Heidi I love when you use the words restorative to describe your food. This looks simple and wonderful.


Wow, those photos turned out so beautifully - I love the profiles of both you and Wayne. They're so elegant! What an interesting character! I can't wait to try out this soup, and to see more pictures from your wonderful travels. Thanks for sharing!

Addy @ Six-Kick Switch

Gorgeous photos and what an epic journey to find the photographer! Travel is soooooo fantastic - our big world makes our problems seem smaller, doesn't it? Although this is my first time to comment on your blog, I have been LOVING every moment of it. Thank you so much for creating/posting in such a beautiful blog. This soup will definitely be a winter staple for us! Cheers !! Lynne

Lynne Knowlton

This soup looks so delicious. Can't wait to hear about your trip. Great photos!

jeri kim lowe

I made the soup last night, along with 'Deborah Madison's' Irish soda bread. It was wonderful. Perfect for a snowy day here in Calgary! Thank you.
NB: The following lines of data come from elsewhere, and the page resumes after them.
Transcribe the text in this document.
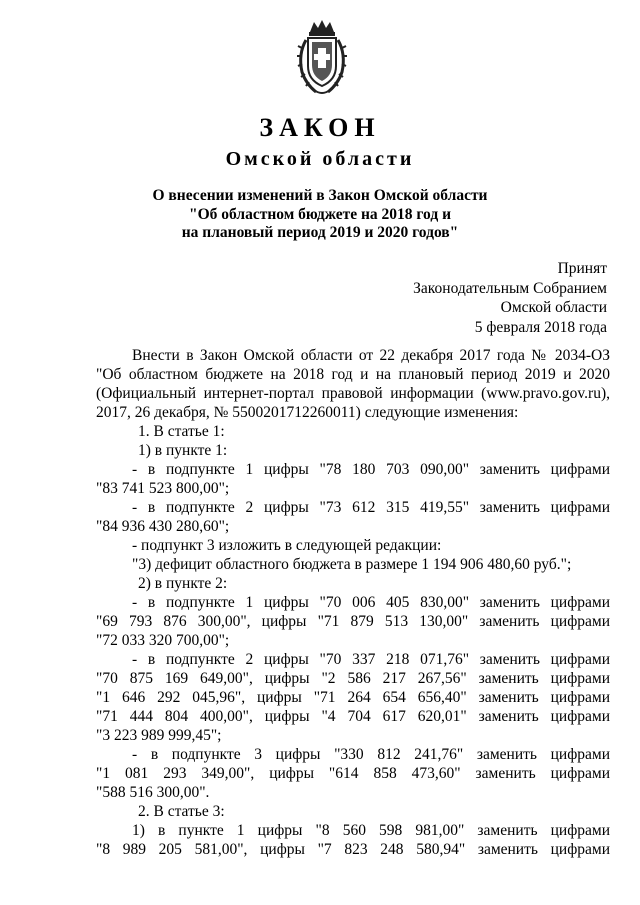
ЗАКОН
Омской области
О внесении изменений в Закон Омской области
"Об областном бюджете на 2018 год и
на плановый период 2019 и 2020 годов"
Принят
Законодательным Собранием
Омской области
5 февраля 2018 года
Внести в Закон Омской области от 22 декабря 2017 года № 2034-ОЗ
"Об областном бюджете на 2018 год и на плановый период 2019 и 2020
(Официальный интернет-портал правовой информации (www.pravo.gov.ru),
2017, 26 декабря, № 5500201712260011) следующие изменения:
1. В статье 1:
1) в пункте 1:
- в подпункте 1 цифры "78 180 703 090,00" заменить цифрами
"83 741 523 800,00";
- в подпункте 2 цифры "73 612 315 419,55" заменить цифрами
"84 936 430 280,60";
- подпункт 3 изложить в следующей редакции:
"3) дефицит областного бюджета в размере 1 194 906 480,60 руб.";
2) в пункте 2:
- в подпункте 1 цифры "70 006 405 830,00" заменить цифрами
"69 793 876 300,00", цифры "71 879 513 130,00" заменить цифрами
"72 033 320 700,00";
- в подпункте 2 цифры "70 337 218 071,76" заменить цифрами
"70 875 169 649,00", цифры "2 586 217 267,56" заменить цифрами
"1 646 292 045,96", цифры "71 264 654 656,40" заменить цифрами
"71 444 804 400,00", цифры "4 704 617 620,01" заменить цифрами
"3 223 989 999,45";
- в подпункте 3 цифры "330 812 241,76" заменить цифрами
"1 081 293 349,00", цифры "614 858 473,60" заменить цифрами
"588 516 300,00".
2. В статье 3:
1) в пункте 1 цифры "8 560 598 981,00" заменить цифрами
"8 989 205 581,00", цифры "7 823 248 580,94" заменить цифрами
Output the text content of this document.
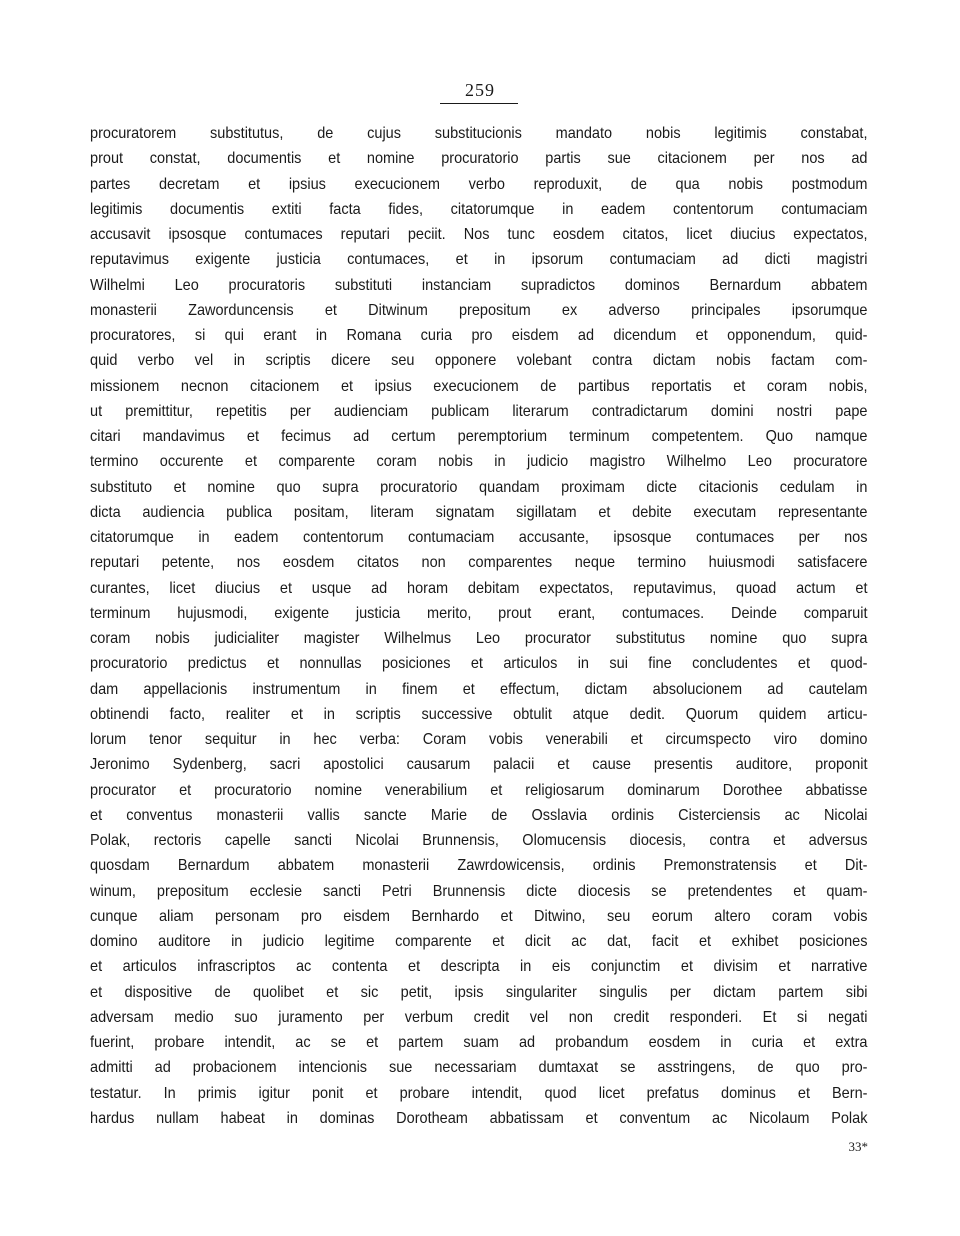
259
procuratorem substitutus, de cujus substitucionis mandato nobis legitimis constabat,
prout constat, documentis et nomine procuratorio partis sue citacionem per nos ad
partes decretam et ipsius execucionem verbo reproduxit, de qua nobis postmodum
legitimis documentis extiti facta fides, citatorumque in eadem contentorum contumaciam
accusavit ipsosque contumaces reputari peciit. Nos tunc eosdem citatos, licet diucius expectatos,
reputavimus exigente justicia contumaces, et in ipsorum contumaciam ad dicti magistri
Wilhelmi Leo procuratoris substituti instanciam supradictos dominos Bernardum abbatem
monasterii Zaworduncensis et Ditwinum prepositum ex adverso principales ipsorumque
procuratores, si qui erant in Romana curia pro eisdem ad dicendum et opponendum, quid-
quid verbo vel in scriptis dicere seu opponere volebant contra dictam nobis factam com-
missionem necnon citacionem et ipsius execucionem de partibus reportatis et coram nobis,
ut premittitur, repetitis per audienciam publicam literarum contradictarum domini nostri pape
citari mandavimus et fecimus ad certum peremptorium terminum competentem. Quo namque
termino occurente et comparente coram nobis in judicio magistro Wilhelmo Leo procuratore
substituto et nomine quo supra procuratorio quandam proximam dicte citacionis cedulam in
dicta audiencia publica positam, literam signatam sigillatam et debite executam representante
citatorumque in eadem contentorum contumaciam accusante, ipsosque contumaces per nos
reputari petente, nos eosdem citatos non comparentes neque termino huiusmodi satisfacere
curantes, licet diucius et usque ad horam debitam expectatos, reputavimus, quoad actum et
terminum hujusmodi, exigente justicia merito, prout erant, contumaces. Deinde comparuit
coram nobis judicialiter magister Wilhelmus Leo procurator substitutus nomine quo supra
procuratorio predictus et nonnullas posiciones et articulos in sui fine concludentes et quod-
dam appellacionis instrumentum in finem et effectum, dictam absolucionem ad cautelam
obtinendi facto, realiter et in scriptis successive obtulit atque dedit. Quorum quidem articu-
lorum tenor sequitur in hec verba: Coram vobis venerabili et circumspecto viro domino
Jeronimo Sydenberg, sacri apostolici causarum palacii et cause presentis auditore, proponit
procurator et procuratorio nomine venerabilium et religiosarum dominarum Dorothee abbatisse
et conventus monasterii vallis sancte Marie de Osslavia ordinis Cisterciensis ac Nicolai
Polak, rectoris capelle sancti Nicolai Brunnensis, Olomucensis diocesis, contra et adversus
quosdam Bernardum abbatem monasterii Zawrdowicensis, ordinis Premonstratensis et Dit-
winum, prepositum ecclesie sancti Petri Brunnensis dicte diocesis se pretendentes et quam-
cunque aliam personam pro eisdem Bernhardo et Ditwino, seu eorum altero coram vobis
domino auditore in judicio legitime comparente et dicit ac dat, facit et exhibet posiciones
et articulos infrascriptos ac contenta et descripta in eis conjunctim et divisim et narrative
et dispositive de quolibet et sic petit, ipsis singulariter singulis per dictam partem sibi
adversam medio suo juramento per verbum credit vel non credit responderi. Et si negati
fuerint, probare intendit, ac se et partem suam ad probandum eosdem in curia et extra
admitti ad probacionem intencionis sue necessariam dumtaxat se asstringens, de quo pro-
testatur. In primis igitur ponit et probare intendit, quod licet prefatus dominus et Bern-
hardus nullam habeat in dominas Dorotheam abbatissam et conventum ac Nicolaum Polak
33*
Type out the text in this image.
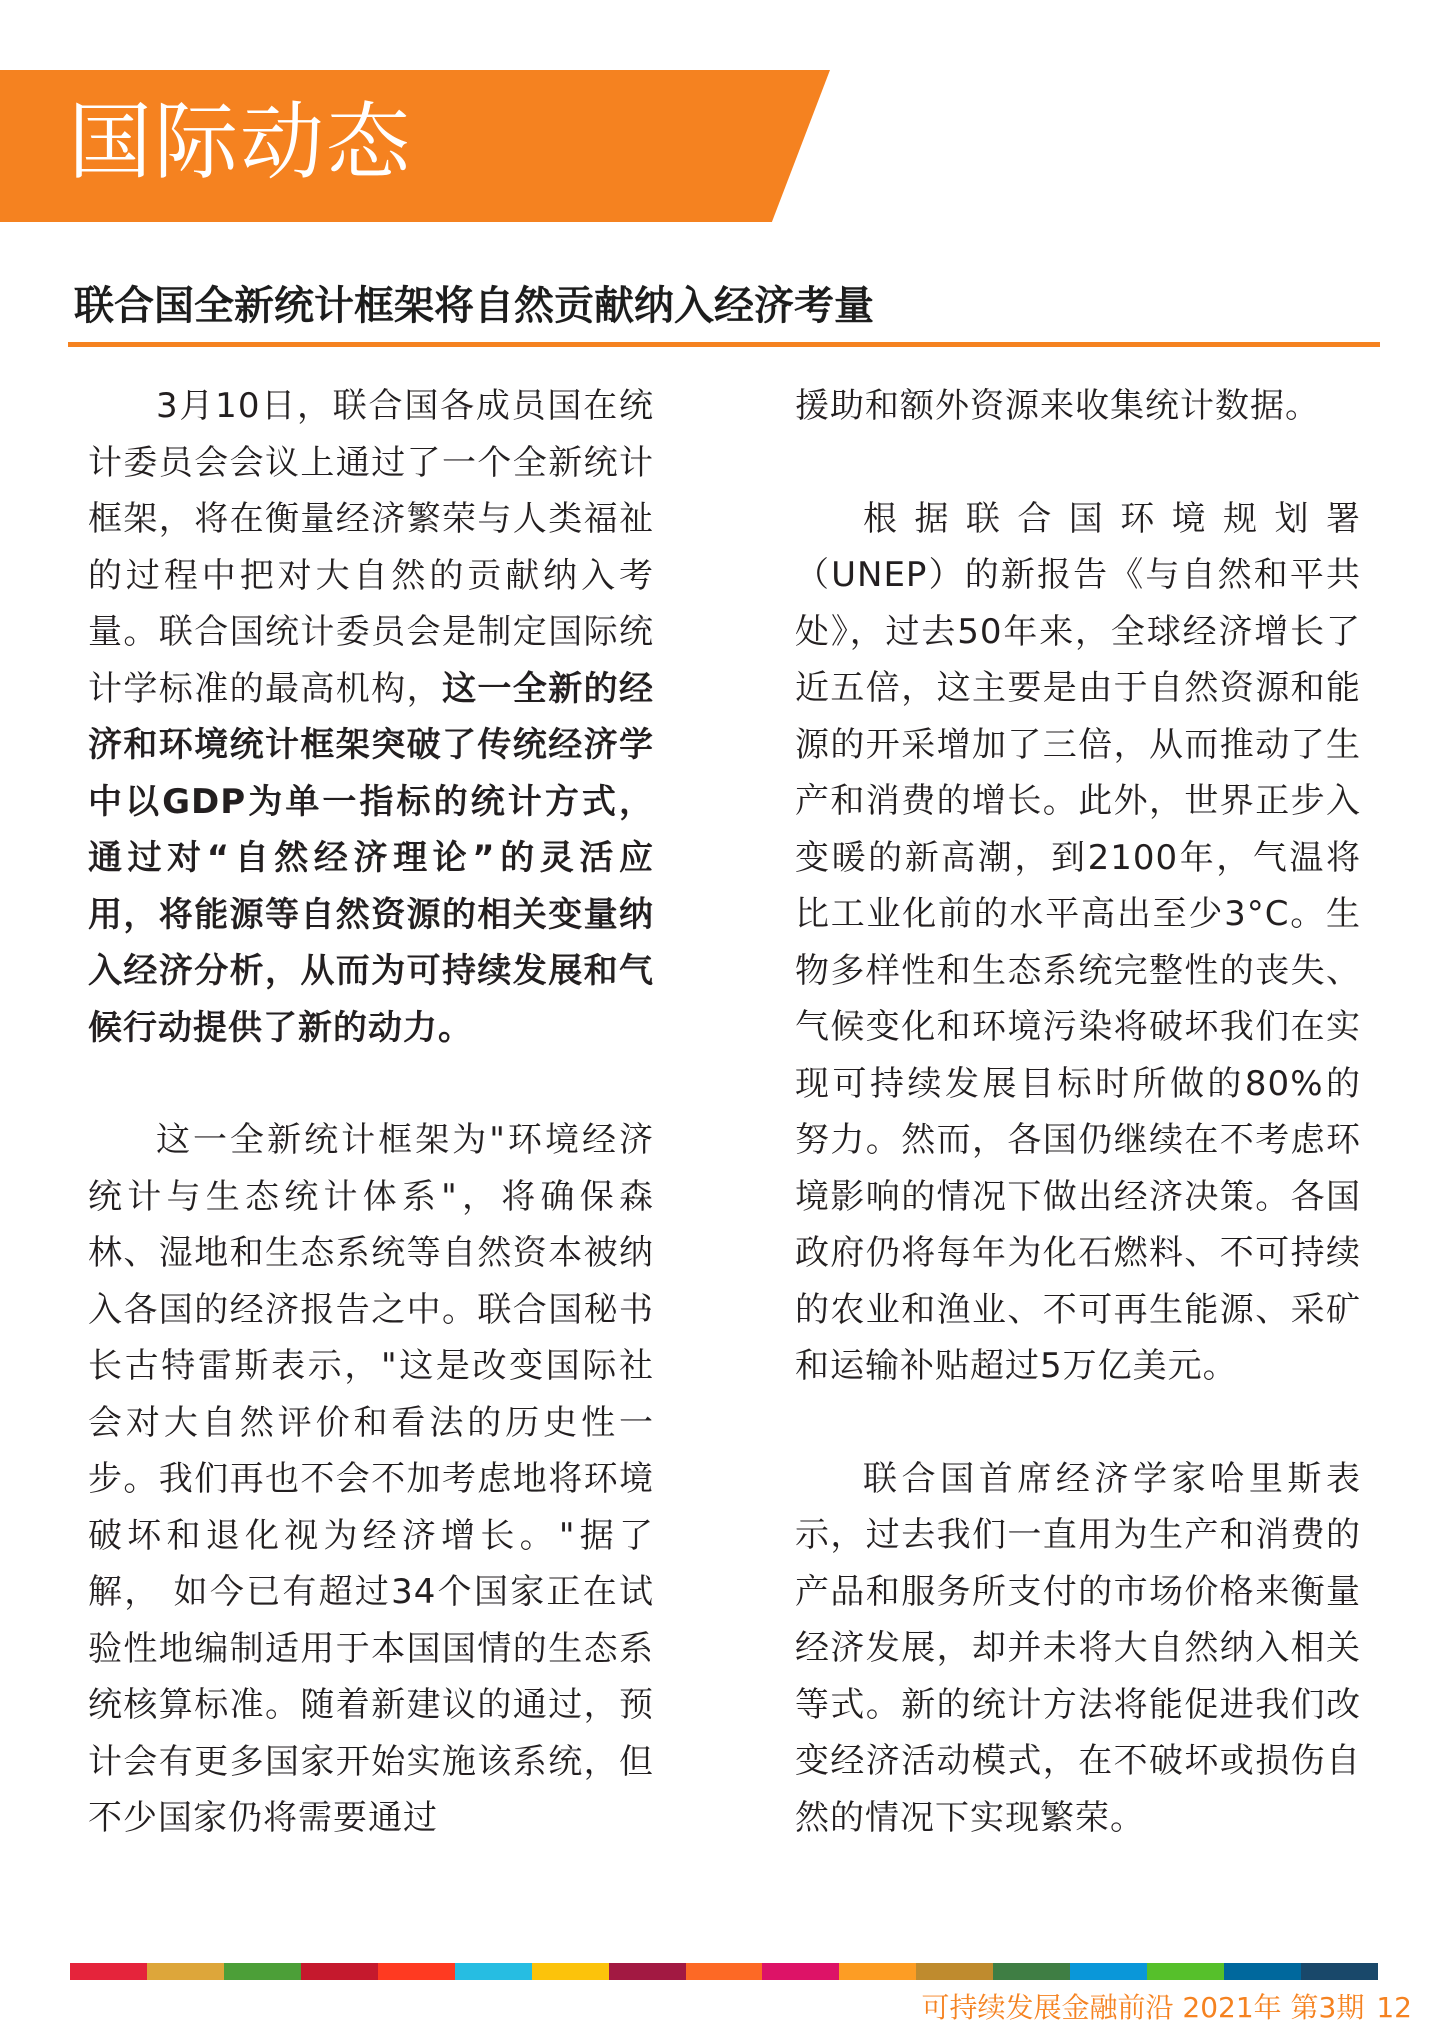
国际动态
联合国全新统计框架将自然贡献纳入经济考量

3月10日，联合国各成员国在统计委员会会议上通过了一个全新统计框架，将在衡量经济繁荣与人类福祉的过程中把对大自然的贡献纳入考量。联合国统计委员会是制定国际统计学标准的最高机构，这一全新的经济和环境统计框架突破了传统经济学中以GDP为单一指标的统计方式，通过对“自然经济理论”的灵活应用，将能源等自然资源的相关变量纳入经济分析，从而为可持续发展和气候行动提供了新的动力。

这一全新统计框架为"环境经济统计与生态统计体系"，将确保森林、湿地和生态系统等自然资本被纳入各国的经济报告之中。联合国秘书长古特雷斯表示，"这是改变国际社会对大自然评价和看法的历史性一步。我们再也不会不加考虑地将环境破坏和退化视为经济增长。"据了解， 如今已有超过34个国家正在试验性地编制适用于本国国情的生态系统核算标准。随着新建议的通过，预计会有更多国家开始实施该系统，但不少国家仍将需要通过

援助和额外资源来收集统计数据。

根据联合国环境规划署（UNEP）的新报告《与自然和平共处》，过去50年来，全球经济增长了近五倍，这主要是由于自然资源和能源的开采增加了三倍，从而推动了生产和消费的增长。此外，世界正步入变暖的新高潮，到2100年，气温将比工业化前的水平高出至少3°C。生物多样性和生态系统完整性的丧失、气候变化和环境污染将破坏我们在实现可持续发展目标时所做的80%的努力。然而，各国仍继续在不考虑环境影响的情况下做出经济决策。各国政府仍将每年为化石燃料、不可持续的农业和渔业、不可再生能源、采矿和运输补贴超过5万亿美元。

联合国首席经济学家哈里斯表示，过去我们一直用为生产和消费的产品和服务所支付的市场价格来衡量经济发展，却并未将大自然纳入相关等式。新的统计方法将能促进我们改变经济活动模式，在不破坏或损伤自然的情况下实现繁荣。

可持续发展金融前沿 2021年 第3期 12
Posts on India from anyone who didn't grow up there make me fully realize the meaning of the word wistful. You see things through a different lens, one I wish I had when I lived there. I was in Jaipur in the late '90s as a student. I love Rajasthan, Jaisalmer especially. For me, the architecture, fabrics and food blew me away. The food (mirchi vadas? Yes, please! Hot vegetable curries and stir-fries? Yay!) especially enthralled me. So similar but so different form what my mother cooked further down and south, Waiting to see more of your photos.


It looks very delicious. Thanks a lot.


This is seriously amazing! I wish I knew about this guy, when I was in India last year. Incredible.